I wore shorts just once in Scotland. Once, in four months of living there during summer, working on a farm up near Aberdeen. Once. And that one time I did get to wear shorts was not because the sun had decided to make some sort of miraculous appearance and warm the air to something approaching double digits – it was because the local nightclub was having a beach party.
Every other day of that summer, every day of May, June, July and August, I wore long pants and a jumper, and usually something waterproof, because it was cold, and it was raining. It was, to keep things briefer, Scotland.
You only get to be that young and impressionable, malleable and entirely carefree once. And then the chance is gone.
I was 17 then, probably far too young to be wandering the world without responsible supervision. This was back in the day when you finished high school in Queensland at that tender age, and as someone whose birthday falls late in the calendar, I would spend my entire first year of adult freedom as not really an adult.
And so I did what only a few people were doing back then, and I took a gap year. I spent my last year of high school peddling Big Macs and saving money and then I escaped, with my mate Karl, for a year of discovery, of joy, of confusion, of fascination, of fear, of freedom. We flew to the USA and stayed with family friends, we went down to the Bahamas, we jetted across to the UK, we settled ourselves to work in Scotland.
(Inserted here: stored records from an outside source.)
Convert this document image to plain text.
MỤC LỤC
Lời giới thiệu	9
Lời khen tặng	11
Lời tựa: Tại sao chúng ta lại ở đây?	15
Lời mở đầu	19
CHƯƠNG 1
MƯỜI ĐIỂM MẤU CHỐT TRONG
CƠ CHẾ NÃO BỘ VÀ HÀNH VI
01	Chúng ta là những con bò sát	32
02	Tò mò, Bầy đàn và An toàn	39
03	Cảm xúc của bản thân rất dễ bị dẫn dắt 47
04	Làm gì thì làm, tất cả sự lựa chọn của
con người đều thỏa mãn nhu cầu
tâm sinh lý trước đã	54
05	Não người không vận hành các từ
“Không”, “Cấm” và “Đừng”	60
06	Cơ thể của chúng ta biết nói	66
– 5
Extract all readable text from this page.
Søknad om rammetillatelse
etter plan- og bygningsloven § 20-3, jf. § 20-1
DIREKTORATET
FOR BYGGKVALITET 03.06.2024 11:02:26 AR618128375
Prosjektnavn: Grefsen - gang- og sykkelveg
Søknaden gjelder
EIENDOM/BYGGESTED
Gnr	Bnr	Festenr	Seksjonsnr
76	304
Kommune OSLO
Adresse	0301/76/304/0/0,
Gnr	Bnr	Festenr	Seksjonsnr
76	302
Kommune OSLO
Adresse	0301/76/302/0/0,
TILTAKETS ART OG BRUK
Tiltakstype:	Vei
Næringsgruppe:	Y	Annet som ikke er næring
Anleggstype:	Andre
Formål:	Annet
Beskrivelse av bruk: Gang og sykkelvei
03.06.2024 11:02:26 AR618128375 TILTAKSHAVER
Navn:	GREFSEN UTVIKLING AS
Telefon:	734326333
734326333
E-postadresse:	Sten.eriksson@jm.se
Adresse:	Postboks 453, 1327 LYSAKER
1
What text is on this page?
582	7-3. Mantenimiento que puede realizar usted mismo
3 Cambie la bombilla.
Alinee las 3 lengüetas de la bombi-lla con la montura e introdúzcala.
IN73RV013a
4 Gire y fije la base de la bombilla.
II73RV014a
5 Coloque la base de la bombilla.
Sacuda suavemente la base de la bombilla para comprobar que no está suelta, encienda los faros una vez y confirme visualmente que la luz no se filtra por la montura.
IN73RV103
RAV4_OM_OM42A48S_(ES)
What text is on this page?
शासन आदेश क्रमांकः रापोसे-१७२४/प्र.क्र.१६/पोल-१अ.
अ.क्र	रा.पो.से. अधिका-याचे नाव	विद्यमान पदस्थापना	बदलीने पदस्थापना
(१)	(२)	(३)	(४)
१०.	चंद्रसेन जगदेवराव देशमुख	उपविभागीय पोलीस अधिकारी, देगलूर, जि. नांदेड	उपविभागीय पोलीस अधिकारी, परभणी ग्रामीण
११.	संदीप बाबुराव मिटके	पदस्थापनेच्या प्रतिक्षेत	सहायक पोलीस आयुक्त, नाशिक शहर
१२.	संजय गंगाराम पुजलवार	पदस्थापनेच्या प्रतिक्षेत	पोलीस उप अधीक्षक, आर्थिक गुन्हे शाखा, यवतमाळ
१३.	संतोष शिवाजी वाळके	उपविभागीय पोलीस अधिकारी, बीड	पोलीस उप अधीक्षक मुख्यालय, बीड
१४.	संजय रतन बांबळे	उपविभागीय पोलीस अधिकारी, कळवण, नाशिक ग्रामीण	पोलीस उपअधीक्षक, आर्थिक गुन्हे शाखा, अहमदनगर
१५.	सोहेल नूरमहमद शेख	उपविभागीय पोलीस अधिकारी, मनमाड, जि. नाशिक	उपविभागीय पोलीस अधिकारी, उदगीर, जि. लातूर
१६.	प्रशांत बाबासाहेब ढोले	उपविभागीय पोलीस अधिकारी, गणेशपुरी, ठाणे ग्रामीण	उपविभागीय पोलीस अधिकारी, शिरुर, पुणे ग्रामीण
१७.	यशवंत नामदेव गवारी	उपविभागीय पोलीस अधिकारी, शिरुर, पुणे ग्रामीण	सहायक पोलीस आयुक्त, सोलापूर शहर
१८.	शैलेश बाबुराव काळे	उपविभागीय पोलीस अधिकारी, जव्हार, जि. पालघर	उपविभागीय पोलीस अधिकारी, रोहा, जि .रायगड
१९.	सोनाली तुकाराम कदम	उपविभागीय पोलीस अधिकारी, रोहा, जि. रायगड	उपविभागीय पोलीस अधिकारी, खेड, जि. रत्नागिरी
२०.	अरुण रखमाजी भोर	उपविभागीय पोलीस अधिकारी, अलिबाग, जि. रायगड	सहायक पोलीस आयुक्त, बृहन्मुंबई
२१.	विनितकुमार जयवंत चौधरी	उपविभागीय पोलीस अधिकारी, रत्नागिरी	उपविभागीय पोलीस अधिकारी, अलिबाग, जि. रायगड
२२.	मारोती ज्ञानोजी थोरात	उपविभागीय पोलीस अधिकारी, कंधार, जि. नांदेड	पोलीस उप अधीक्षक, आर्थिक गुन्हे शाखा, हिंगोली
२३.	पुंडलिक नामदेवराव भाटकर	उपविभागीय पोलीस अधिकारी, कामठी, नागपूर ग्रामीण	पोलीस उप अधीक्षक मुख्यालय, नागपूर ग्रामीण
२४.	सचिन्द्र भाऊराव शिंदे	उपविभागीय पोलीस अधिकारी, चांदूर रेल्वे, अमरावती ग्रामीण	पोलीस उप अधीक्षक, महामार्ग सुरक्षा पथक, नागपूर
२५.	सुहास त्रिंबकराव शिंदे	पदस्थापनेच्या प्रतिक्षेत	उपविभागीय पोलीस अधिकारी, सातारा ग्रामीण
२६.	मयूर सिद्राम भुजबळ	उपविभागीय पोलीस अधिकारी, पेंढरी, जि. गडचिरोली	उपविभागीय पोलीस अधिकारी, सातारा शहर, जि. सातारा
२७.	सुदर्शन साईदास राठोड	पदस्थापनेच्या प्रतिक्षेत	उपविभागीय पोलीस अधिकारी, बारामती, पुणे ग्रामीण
The weather there was awful, and it turns out I'm not a particularly talented or enthusiastic farmer. But oh the times we had in that small Scottish town where people are friendly and bartenders never ask for ID. We formed a group of lifelong friends there on the other side of the world. We worked, we drank, we explored, we shivered.
I lost plenty of things during my gap year: a few socks, a Metallica CD, a daypack, my innocence, my virginity (finally). But I also gained an immeasurable amount: friends, experience, knowledge of the world, and confidence to move through it.
I came home, finally 18, a different person to the one who had left. I had to make friends again with my old friends, to get to know who they had become, and to try out the things that had changed in me – and that was everything.
I find myself thinking about that gap year a lot recently. Partly because I have plenty of time to think about everything in lockdown, but mostly, really, because I'm aware there's a whole generation of kids right now who are not having that same opportunity. As borders have closed, so have opportunities: those who might once have gone to pull pints in London, or clean hostels in Berlin, or work on volunteer projects in Cape Town are stuck at home now, unable to travel, some unable to even leave their homes.
The COVID-19 pandemic has struck us all in its particularly crushing way. We've all lost something. And yes, there are people who have lost far more than the opportunity to have an extended holiday. But you can still acknowledge that fact and yet have sympathy for those who are watching crucial points of their lives slip away, never to be regained.
There are two groups of people I feel most for when it comes to the lack of travel in our lives right now. One is people of an age sufficiently advanced to feel that this is it for them, this is their last chance to see the world. They have a few more years of travel left and then it just won't be physically possible. And those years are slipping by. That last big holiday might already have been taken.
The other group is school-leavers, young people. Young people, who should be having formative experiences out there in the world right now. Young people, who should be going through rites of passage in far-flung locales. Young people, who should be out there figuring out who they are and who they want to be while working crappy jobs and sleeping in hostel dorms and have dirty flings with foreign strangers.
That's a huge opportunity to miss. And yeah, they can probably do it when they finish uni, or take a career break in five or 10 years, but it's not the same. You only get to be that young and impressionable, malleable and entirely carefree once. And then the chance is gone.
I don't know if I would have turned out different if I hadn't gone on that first gap year, way back when I was 17. It's easy to say it was formative and that it changed the course of my life. Maybe it did, maybe it didn't. Maybe I was already the person I turned out to be, or I would have got there some other way.
But man, it was fun. It was so much fun. Up there with the most enjoyable experiences of my entire life. And I'm sad that so many kids aren't getting the chance to do something similar right now, to wear shorts to a Scottish beach party and pick strawberries in the rain.
The pandemic takes from all of us. But for some it takes more.
Did you take a gap year when you left school? Or go on a formative trip when you were young? How did it change you? Do you feel for school-leavers who don't have that option now?